Wednesday, October 3, 2012

A little lesson on DNS

The Domain Name System is a useful tool.

For decades, humans had to live with the inconvenience of remembering phone numbers in order to use telecommunications products.  With the advent of the internet, we thought it would be nice to automate this a bit, so you could just remember a word, like "huge fucking douchebags" in order to visit the site:

http://hugefuckingdouchebags.com

And indeed, this is much easier to remember than "76.74.24.200".  It also allowed web site administrators host more than one site on a single IP address, by looking at the requested URL and the domain name within it.  Blah blah blah boring technical details.

Ultimately, all it is is a convenient phone book.  Like the contacts list on your smartphone, the names are only bookmarks.

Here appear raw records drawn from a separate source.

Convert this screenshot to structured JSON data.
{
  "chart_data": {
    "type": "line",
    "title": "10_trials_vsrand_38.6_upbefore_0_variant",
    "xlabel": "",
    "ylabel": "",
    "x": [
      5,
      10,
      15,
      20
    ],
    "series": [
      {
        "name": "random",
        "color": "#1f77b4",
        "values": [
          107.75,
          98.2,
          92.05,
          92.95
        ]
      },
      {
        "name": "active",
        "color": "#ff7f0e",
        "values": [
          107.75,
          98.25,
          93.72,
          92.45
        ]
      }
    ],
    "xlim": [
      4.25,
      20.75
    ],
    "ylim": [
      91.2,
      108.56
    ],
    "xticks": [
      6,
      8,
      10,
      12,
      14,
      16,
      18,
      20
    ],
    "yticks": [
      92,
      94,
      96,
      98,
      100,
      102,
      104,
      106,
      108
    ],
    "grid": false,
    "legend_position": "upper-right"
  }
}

This is why I find it so amusing that the anti-piracy kops are so focused on getting at domain names and their owners.  In the linked article, the RIAA is trying to get a court order to find out who the registered owners of some piracy associated domain names are, with the unstated assumption that they are the "guilty" parties.

As you can see, by this logic, it is the RIAA who own the domain name "hugefuckingdouchebags.com", when in fact, it's me.


1 comment:

  1. Nice trick!

    Hey, let's start calling the RIAA and the MPAA "Disk Inventory Companies", or "DICs" to differentiate them from writers, musicians, actors, corn farmers, etc.

    The DICs' basic message, what they keep repeating over and over and over is, "We can't compete with modern technology without a government-enforced monopoly"

    That's a fairly valid sentiment in a capitalist economy, right?